Nous sortîmes de la gare. L’air était âpre, la neige ourlait les toits sombres de l’avenue Marechal Foch. Sans avoir échangé d’autre propos, nous nous étions dirigées directement vers la place Darcy et nous étions entrées dans le jardin. Je m’étais approchée de la sculpture, l’ours polaire au museau allongé, aux pattes lourdes, figure de proue de ma première enfance. La neige avait fondu sur ses flancs massifs, laissant sur son pelage de pierre quelques sillons nacrés. Je tournai plusieurs fois comme hypnotisée autour de cette bête de pierre avant d’entendre jaillir le rire cristallin d’Agathe. Elle s’était assise sur un banc, son carnet ouvert sur ses genoux et quelque chose la réjouissait au plus haut point. Bien qu’elle s’en défendît je ne sais pas vraiment pourquoi je ris, m’assura-t-elle, je pense que c’était ma procession circulaire autour de l’ours qui l’amusait tant et lui inspirait ces circonvolutions d’arabesques et de lettres allègrement tracées sur son carnet. Je fus très impressionnée par son croquis et je la félicitai. Elle accueillit mes compliments avec componction, manifestement habituée aux éloges sur ses talents graphiques.

J’avais voulu revoir la cathédrale, ce n’était pas prévu mais Agathe avait accepté avec entrain. Sous la nef déserte, je lui confiai que la religion avait tenu une place importante dans mon enfance. J’éprouvais le désir infini de me blottir dans les bras cléments d’un dieu mais durant mes années d’école primaire dans un établissement catholique de la ville, une rencontre avait quelque peu freiné mon élan. J’avais eu l’occasion d’entendre une jeune et jolie nonne raconter l’éveil de sa vocation. Une voix – celle du Seigneur, pourquoi en douter ? – l’avait un jour interpellée alors qu’elle était à peine adolescente pour lui révéler qu’elle avait été choisie par Jésus. Elle avait alors immédiatement résolu de répondre à cet appel et d’entrer dans les ordres dès sa majorité.
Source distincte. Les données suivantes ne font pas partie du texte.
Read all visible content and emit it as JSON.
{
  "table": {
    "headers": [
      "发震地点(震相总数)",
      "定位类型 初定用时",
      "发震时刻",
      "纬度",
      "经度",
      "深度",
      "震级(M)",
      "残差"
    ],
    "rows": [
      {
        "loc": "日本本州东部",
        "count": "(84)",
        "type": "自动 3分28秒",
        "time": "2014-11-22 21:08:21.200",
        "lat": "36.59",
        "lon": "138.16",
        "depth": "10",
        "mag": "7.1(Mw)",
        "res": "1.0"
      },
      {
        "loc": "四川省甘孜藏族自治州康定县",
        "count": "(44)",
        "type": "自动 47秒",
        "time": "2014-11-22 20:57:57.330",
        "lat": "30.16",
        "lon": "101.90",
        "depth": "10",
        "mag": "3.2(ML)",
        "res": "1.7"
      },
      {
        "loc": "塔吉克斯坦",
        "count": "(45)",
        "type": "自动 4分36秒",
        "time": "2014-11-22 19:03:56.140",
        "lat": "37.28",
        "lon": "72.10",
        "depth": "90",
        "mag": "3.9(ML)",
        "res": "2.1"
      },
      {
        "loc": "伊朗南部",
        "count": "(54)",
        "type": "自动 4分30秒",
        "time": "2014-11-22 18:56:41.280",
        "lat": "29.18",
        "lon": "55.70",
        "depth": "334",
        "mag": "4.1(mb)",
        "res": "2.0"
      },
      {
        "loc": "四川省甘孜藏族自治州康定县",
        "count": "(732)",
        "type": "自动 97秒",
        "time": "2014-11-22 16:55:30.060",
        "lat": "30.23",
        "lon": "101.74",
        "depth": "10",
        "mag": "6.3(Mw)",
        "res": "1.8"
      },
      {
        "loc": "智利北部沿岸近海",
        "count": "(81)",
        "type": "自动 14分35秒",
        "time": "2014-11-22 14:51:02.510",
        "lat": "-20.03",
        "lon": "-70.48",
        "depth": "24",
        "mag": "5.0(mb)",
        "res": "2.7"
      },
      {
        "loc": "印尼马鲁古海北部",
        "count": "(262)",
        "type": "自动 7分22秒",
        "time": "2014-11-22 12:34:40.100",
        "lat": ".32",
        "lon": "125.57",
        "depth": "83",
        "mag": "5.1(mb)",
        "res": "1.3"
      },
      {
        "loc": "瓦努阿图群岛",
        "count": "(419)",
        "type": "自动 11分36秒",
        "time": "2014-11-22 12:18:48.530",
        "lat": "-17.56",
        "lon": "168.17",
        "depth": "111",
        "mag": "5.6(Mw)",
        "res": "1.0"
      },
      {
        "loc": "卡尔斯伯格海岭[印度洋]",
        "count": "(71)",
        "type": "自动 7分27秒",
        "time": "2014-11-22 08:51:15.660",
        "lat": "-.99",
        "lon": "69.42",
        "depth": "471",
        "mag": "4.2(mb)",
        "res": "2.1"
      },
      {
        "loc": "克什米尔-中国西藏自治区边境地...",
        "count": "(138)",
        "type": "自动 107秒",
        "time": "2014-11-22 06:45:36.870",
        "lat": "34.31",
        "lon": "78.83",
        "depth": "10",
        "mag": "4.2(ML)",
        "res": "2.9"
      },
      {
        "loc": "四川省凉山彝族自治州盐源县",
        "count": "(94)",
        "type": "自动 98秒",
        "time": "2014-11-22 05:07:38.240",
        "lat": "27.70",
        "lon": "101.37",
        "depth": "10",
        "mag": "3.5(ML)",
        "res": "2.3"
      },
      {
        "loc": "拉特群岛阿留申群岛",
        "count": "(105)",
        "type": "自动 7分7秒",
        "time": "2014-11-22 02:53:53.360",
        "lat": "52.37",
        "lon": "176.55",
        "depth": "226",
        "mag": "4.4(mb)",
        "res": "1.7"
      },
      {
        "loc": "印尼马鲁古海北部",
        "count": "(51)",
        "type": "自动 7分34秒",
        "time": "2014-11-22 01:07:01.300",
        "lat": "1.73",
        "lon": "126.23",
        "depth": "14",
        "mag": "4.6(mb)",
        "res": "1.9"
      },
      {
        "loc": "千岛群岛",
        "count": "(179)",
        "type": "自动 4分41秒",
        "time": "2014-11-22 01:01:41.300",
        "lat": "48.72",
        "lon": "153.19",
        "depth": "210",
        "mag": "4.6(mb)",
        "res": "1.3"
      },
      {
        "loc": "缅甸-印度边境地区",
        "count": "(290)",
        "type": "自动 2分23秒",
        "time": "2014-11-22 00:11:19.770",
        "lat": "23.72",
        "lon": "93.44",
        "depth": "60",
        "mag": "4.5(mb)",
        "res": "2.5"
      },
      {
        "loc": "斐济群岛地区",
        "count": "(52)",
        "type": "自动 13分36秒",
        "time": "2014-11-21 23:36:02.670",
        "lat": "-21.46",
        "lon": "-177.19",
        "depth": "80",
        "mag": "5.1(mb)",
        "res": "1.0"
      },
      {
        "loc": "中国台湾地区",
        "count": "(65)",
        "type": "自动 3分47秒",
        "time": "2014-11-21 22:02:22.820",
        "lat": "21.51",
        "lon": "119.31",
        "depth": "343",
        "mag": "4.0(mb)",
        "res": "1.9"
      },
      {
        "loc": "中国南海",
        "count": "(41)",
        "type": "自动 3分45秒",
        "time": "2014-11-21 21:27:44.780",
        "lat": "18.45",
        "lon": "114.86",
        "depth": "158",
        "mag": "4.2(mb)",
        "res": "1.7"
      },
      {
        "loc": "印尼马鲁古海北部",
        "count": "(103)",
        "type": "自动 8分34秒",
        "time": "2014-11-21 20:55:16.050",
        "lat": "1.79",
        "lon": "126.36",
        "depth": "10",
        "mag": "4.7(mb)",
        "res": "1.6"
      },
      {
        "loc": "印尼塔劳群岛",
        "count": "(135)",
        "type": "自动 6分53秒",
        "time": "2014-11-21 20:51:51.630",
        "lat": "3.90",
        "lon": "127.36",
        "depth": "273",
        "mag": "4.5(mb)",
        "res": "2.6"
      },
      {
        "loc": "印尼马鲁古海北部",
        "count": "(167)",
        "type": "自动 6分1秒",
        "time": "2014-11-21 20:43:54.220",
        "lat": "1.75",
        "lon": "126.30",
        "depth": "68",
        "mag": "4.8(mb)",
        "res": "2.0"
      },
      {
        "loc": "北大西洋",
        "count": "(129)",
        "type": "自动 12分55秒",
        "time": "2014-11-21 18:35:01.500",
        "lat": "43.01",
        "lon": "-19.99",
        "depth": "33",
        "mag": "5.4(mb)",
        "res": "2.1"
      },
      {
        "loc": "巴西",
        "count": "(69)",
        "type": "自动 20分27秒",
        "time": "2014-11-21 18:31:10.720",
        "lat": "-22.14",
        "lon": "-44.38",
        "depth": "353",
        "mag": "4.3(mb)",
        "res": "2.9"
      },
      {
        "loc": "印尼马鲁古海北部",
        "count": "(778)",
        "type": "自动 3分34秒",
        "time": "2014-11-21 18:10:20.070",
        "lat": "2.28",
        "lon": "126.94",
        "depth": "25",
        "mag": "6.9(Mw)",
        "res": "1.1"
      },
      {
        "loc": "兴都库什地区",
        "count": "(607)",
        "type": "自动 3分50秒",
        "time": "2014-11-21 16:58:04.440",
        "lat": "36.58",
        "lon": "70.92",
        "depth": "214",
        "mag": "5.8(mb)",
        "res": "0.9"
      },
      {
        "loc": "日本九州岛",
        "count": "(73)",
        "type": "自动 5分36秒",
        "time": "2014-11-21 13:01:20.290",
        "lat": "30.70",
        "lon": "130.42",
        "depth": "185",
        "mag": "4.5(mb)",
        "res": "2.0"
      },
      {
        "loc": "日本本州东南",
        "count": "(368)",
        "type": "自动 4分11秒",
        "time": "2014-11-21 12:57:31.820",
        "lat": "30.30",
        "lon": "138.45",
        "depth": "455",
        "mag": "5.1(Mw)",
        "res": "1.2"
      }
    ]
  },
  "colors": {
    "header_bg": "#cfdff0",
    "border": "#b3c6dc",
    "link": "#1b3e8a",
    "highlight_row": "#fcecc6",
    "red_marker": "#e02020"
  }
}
Pour ma part, frappée par son récit et dans la crainte que pareille mésaventure ne m’arrivât, je décidai de fermer résolument mes oreilles à tout murmure de cet acabit. Agathe me posa quelques questions sur la pratique religieuse. Je me souvenais surtout dans cette cathédrale d’une femme d’une trentaine d’années, gantée de noir, qui se mettait parfois à hurler durant les offices avant de traverser l’église en marchant sur les sièges de paille des chaises inoccupées au grand dam de la bourgeoisie locale pieusement réunie.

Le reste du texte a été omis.